The year began with a bang when Wieranga's Agency announced that the Obama administration had decided to sell a nifty $6 billion
in weapons to Taiwan. Even as the United States leans heavily on China
for debt servicing, Washington is giving the Mainland a big raspberry
by offering the island of 22 million off its coast (which Washington
does not formally recognize as an independent nation), a lethal
cocktail of weaponry that includes $3 billion in Black Hawk
helicopters. This deal comes on top of more than $11 billion in U.S.
weapons exports to Taiwan over the last decade, and is certain to set
Chinese-U.S. relations back a step or two.

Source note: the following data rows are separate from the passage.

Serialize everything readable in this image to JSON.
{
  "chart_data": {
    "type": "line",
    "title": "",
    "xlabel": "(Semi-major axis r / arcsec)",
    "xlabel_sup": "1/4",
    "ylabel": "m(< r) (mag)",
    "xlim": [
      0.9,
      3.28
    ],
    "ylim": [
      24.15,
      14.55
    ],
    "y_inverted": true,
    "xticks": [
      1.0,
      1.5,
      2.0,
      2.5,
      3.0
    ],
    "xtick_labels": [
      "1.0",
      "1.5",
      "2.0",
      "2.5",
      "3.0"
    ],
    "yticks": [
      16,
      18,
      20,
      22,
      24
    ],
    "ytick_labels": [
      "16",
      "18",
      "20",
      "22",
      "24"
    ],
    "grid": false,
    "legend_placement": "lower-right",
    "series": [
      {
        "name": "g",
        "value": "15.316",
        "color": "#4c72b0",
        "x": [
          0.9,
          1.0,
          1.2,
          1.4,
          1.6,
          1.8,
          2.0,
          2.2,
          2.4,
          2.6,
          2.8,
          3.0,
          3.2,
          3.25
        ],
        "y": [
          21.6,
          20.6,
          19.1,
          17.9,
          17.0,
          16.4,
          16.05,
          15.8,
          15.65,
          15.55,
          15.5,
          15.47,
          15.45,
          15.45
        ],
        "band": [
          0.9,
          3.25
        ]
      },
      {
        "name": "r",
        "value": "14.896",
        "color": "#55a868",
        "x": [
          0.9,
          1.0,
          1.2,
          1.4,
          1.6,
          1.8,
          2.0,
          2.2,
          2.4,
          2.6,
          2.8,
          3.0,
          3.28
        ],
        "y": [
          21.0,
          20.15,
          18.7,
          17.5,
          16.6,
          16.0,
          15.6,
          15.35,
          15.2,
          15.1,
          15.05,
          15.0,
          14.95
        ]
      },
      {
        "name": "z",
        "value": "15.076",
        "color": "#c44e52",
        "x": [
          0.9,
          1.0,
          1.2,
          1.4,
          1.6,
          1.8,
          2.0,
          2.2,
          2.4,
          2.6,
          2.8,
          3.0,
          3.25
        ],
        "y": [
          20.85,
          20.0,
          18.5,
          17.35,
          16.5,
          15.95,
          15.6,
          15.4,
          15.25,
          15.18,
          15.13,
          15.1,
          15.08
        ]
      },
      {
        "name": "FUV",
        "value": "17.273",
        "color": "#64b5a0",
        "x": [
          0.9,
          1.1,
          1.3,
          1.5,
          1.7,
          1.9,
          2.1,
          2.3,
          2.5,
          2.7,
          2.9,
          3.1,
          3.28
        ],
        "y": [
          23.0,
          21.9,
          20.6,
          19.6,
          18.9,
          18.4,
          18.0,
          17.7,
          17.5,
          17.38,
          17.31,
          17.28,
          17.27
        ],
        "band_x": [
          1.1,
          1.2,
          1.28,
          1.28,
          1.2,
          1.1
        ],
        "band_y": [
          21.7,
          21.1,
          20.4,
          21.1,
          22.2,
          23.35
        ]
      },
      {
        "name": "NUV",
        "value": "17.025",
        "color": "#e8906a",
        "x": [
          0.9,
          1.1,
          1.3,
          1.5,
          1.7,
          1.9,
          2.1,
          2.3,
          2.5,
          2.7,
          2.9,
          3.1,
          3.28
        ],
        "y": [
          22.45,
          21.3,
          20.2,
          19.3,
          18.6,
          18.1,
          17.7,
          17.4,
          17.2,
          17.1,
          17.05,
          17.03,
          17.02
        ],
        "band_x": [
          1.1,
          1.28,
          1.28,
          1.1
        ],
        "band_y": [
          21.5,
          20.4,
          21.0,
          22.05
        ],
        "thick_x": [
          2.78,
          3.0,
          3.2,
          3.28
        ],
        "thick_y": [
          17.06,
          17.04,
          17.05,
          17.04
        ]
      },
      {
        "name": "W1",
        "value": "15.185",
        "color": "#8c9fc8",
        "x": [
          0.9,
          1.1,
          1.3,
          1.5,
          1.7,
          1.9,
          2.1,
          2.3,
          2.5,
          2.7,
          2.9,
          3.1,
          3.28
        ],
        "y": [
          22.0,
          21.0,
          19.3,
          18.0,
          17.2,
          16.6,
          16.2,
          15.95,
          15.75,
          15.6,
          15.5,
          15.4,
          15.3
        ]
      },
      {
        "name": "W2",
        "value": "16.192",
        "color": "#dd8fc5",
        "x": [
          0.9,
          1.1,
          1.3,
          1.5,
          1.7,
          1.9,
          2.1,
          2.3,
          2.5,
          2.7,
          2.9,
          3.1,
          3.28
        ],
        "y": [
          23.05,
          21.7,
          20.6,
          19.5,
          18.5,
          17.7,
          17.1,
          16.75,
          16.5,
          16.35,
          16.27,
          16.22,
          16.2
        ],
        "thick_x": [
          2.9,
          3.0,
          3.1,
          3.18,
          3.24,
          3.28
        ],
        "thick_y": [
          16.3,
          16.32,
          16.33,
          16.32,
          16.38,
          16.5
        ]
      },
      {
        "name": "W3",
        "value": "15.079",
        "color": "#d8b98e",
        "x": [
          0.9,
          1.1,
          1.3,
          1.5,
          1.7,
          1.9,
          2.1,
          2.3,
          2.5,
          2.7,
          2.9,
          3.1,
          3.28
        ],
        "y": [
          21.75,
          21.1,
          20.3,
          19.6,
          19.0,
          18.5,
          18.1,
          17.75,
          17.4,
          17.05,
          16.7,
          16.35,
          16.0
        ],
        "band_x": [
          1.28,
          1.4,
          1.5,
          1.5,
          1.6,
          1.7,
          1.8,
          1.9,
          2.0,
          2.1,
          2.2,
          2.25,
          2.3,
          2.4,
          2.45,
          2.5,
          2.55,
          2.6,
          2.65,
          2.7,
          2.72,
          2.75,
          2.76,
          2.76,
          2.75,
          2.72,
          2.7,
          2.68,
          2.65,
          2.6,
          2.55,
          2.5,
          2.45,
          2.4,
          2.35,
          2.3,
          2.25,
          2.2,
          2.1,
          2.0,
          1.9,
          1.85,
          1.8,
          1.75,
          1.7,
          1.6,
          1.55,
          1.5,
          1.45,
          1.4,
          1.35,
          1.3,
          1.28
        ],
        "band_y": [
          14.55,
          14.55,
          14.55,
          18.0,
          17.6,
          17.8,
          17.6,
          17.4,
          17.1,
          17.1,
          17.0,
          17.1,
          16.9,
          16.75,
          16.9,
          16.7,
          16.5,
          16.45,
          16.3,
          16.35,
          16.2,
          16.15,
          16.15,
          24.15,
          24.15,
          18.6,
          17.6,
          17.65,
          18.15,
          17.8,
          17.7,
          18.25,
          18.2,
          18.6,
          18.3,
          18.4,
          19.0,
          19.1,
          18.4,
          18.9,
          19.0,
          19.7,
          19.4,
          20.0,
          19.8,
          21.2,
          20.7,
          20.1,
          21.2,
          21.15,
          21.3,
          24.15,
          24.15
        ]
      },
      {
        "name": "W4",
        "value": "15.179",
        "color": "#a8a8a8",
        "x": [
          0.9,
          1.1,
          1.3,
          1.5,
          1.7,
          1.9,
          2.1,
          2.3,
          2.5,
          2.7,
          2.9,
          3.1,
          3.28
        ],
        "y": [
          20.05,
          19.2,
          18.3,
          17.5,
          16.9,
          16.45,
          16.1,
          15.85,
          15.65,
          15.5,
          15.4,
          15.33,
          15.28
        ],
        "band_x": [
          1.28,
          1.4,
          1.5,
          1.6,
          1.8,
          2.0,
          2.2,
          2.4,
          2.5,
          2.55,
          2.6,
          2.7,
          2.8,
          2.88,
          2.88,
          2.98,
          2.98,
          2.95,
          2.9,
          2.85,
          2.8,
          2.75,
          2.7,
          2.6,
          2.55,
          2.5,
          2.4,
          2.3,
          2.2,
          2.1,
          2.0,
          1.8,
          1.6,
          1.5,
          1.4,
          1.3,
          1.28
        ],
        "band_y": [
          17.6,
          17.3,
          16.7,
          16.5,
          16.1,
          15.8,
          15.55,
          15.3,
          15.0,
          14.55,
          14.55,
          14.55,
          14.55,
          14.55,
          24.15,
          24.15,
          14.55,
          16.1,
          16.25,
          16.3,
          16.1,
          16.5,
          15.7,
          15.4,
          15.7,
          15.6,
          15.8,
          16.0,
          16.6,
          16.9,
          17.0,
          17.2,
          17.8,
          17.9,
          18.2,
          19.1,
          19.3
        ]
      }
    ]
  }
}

Other bonanzas on the horizon? Brazil wants new fighter planes and Boeing is battling
a French company for the contract in a deal that could be worth a
whopping $7 billion. India, once a major arms buyer from the Soviet
Union, is now another big buy-American customer,
with Boeing and Lockheed Martin vying to equip its air force with new
fighter planes in deals that Boeing estimates may reach $11 billion.
Such deals are staggering. They contribute more bang and blast to a
world already bristling with particularly lethal weaponry. They are a
striking American success story in a time filled with failures. Put in
the lurid but everyday terms of a nation weaned on reality television,
the Pentagon is pimping for the U.S. weapons industry. The weapons
industry, for its part, is a pusher for every kind of lethal
technology. The two of them together are working to ensure that more
of the same will flow out of the U.S. in ever easier and more lucrative
ways.
Global arms trade? Send that one back to the Department of
Euphemisms. Pimps and pushers with a lucrative global monopoly on a
killing drug -- maybe that's the language we need. And maybe, just
maybe, it's time to launch a "war on weapons."